Knee failure is a familiar ailment for many of us who are not quite 84. And well-oiled knees are a pleasure akin to sex that only those who are suffering from arthritis would understand.  Not to mention the delicate fact that certain sexual positions are off-limits to the weak-kneed.

Knee versus penis:  no contest.  I just don’t understand why Ralph can’t concede that a poet who could deliver such a penetrating line with a straight face is a cut above the rest.  This is not an impotent man whose identity is defined by half a foot, more or less, of dangling flesh.

Hans Sebald Beham illustration

In any case, sex is a theological issue.  It’s not a trivial matter.  Some theologians argue that the forbidden fruit in the Garden of Eden was sex.  That’s why Adam and Eve realised that they were naked only after eating it.  Not each other, of course.

I think Ralph got a little weak-kneed after reading my columns and decided that he had to take a stand against slackness, however feeble. But he’s done himself an injustice.  In his haste to demonstrate “the theological and poetic integrity of the work”, he has deflated the humour that buoyed up a rather depressing subject.
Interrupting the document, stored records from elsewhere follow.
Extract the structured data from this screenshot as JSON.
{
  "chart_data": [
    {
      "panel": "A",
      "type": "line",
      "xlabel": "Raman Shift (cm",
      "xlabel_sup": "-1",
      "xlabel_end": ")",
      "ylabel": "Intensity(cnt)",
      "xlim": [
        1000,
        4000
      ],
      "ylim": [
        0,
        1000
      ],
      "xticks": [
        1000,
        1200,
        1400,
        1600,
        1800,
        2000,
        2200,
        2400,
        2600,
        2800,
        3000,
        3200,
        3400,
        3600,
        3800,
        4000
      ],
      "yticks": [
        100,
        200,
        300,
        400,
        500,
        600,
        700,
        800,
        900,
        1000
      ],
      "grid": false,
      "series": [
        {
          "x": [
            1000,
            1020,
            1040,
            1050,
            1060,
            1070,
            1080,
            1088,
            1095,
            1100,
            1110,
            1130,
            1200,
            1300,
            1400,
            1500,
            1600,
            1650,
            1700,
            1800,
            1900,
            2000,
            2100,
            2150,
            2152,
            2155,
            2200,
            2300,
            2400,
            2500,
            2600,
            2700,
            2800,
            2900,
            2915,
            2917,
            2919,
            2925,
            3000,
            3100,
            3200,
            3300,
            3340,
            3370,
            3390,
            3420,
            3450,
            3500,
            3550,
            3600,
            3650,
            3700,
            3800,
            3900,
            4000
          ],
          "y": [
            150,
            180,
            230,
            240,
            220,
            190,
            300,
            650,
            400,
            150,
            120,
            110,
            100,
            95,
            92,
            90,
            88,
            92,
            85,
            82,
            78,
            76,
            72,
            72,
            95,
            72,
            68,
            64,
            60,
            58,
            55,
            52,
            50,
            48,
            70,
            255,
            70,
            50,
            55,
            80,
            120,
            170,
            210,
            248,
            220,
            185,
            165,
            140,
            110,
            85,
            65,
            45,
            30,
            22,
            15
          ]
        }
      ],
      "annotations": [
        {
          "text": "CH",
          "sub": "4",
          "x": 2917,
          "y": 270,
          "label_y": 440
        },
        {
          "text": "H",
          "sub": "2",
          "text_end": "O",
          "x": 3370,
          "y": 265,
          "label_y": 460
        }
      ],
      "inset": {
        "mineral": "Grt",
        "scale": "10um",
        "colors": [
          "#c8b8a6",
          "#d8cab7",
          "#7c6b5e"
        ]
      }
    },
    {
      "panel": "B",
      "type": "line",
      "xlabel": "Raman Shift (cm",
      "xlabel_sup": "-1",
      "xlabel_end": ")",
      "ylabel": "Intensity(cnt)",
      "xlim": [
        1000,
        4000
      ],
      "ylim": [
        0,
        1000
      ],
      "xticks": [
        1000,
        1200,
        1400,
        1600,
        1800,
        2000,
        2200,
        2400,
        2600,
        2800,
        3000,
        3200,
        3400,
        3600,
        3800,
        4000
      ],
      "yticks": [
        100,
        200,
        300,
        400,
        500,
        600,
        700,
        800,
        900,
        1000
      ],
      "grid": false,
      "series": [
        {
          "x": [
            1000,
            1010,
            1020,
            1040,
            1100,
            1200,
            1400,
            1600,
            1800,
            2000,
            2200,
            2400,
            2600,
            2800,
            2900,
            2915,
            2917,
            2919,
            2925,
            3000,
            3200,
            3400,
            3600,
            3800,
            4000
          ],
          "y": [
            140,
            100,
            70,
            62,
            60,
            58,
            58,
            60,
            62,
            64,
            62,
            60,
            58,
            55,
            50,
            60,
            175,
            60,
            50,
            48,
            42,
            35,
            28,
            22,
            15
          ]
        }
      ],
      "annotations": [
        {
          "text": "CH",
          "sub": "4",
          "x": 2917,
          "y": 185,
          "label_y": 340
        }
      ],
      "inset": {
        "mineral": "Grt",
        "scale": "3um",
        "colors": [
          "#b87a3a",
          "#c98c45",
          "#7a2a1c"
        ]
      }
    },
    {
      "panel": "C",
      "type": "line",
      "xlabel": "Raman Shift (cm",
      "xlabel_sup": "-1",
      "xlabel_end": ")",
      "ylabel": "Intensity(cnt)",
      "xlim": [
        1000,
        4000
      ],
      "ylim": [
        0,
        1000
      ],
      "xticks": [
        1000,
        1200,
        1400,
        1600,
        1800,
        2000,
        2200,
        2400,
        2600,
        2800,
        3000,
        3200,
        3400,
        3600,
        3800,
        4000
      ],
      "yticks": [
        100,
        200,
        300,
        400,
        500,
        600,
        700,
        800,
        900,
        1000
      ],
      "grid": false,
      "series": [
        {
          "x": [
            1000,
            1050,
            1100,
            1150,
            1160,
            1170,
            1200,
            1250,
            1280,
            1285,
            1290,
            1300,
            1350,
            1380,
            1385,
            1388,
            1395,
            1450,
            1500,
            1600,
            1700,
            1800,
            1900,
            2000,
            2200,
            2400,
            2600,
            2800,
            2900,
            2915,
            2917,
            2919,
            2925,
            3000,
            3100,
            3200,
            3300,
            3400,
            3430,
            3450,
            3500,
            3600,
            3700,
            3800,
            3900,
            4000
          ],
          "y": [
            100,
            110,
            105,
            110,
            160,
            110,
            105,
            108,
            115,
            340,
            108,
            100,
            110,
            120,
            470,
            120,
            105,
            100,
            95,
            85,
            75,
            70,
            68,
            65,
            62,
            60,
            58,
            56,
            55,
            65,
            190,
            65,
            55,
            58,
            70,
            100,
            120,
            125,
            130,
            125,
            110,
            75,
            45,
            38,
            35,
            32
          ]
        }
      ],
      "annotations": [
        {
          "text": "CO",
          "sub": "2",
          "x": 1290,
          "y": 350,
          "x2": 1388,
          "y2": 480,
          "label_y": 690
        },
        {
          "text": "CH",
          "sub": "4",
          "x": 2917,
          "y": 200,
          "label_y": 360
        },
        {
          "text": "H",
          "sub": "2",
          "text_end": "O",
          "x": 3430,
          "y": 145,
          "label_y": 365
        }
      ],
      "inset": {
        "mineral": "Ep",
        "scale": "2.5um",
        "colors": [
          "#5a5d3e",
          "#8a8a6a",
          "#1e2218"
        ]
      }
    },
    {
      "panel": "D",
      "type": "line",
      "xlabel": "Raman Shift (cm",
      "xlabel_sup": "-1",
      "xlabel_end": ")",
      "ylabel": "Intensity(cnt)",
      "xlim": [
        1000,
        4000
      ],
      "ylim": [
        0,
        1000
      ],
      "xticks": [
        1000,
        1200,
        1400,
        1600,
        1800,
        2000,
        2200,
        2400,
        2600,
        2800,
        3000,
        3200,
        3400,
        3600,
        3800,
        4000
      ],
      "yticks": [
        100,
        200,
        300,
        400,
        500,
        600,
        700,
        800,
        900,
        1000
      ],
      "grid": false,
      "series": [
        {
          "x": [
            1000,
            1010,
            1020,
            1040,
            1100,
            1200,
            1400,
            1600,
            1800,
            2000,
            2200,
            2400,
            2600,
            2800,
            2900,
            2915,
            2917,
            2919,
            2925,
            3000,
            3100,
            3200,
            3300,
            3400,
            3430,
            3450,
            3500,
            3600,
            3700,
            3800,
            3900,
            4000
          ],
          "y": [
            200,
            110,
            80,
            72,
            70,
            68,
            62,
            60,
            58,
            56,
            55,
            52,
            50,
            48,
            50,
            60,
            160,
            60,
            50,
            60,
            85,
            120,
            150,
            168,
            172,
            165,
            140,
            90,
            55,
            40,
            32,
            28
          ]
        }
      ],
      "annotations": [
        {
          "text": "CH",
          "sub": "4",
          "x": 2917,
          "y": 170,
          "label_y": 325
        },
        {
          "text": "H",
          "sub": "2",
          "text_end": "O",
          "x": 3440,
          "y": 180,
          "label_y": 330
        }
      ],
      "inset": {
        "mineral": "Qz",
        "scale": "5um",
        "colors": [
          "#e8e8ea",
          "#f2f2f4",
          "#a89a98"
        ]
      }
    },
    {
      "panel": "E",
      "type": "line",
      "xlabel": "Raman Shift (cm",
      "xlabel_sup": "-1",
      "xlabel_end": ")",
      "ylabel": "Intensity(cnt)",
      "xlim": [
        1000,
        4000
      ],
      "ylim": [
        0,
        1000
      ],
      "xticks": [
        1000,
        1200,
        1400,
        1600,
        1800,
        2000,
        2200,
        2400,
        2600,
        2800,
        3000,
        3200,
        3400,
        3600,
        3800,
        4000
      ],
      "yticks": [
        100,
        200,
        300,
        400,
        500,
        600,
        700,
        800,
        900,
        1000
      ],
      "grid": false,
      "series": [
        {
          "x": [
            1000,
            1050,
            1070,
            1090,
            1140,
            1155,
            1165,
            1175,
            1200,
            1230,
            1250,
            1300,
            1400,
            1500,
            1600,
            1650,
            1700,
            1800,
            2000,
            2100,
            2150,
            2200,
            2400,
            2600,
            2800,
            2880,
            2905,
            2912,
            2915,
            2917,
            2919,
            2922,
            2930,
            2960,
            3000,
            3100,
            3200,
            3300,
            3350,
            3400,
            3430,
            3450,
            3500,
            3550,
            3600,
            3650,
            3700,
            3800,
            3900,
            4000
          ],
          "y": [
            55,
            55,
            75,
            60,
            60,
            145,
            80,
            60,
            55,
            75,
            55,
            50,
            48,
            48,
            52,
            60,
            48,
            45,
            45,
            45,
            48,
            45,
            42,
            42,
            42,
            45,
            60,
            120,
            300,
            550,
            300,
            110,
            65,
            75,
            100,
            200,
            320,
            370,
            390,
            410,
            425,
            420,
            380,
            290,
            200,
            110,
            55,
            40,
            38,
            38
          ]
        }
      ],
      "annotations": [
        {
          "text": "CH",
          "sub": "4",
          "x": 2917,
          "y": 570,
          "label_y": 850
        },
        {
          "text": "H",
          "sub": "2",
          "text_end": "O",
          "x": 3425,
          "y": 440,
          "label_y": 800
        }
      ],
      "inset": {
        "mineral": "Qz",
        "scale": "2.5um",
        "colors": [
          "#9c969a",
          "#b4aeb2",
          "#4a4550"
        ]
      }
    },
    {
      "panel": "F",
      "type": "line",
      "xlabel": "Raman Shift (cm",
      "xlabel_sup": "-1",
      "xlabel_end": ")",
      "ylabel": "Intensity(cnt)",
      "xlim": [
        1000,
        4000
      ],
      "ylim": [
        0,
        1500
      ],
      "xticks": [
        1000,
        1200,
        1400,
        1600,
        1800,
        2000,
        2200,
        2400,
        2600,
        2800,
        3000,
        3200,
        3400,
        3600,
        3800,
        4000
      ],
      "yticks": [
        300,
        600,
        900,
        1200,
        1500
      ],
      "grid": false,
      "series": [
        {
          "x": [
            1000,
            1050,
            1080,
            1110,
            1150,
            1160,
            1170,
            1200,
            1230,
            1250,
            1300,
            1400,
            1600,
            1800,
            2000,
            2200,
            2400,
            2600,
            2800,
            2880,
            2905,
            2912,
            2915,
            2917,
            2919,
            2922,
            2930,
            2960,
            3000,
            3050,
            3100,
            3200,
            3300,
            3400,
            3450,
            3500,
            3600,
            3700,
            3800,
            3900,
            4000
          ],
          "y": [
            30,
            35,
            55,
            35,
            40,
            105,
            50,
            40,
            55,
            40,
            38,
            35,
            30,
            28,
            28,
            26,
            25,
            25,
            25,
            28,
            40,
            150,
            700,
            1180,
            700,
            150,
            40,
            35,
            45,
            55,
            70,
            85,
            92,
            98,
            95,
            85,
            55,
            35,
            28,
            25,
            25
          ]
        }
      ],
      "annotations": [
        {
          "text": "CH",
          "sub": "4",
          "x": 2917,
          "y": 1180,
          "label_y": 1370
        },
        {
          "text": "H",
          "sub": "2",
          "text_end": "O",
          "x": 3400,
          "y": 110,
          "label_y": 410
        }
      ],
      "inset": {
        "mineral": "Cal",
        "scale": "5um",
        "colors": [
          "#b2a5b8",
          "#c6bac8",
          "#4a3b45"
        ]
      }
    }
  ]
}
Ralph frames his own poem with a famous quotation from Robert Browning’s “Rabbi Ben Ezra”, a very long and very mournful reflection on ageing. Browning wrote the poem at the age of fifty-two, three years after the death of his wife, Elizabeth Barrett Browning, who had Jamaican roots. I much prefer Ralph’s version.  The dead penis made his poem spring to life:  the real deal.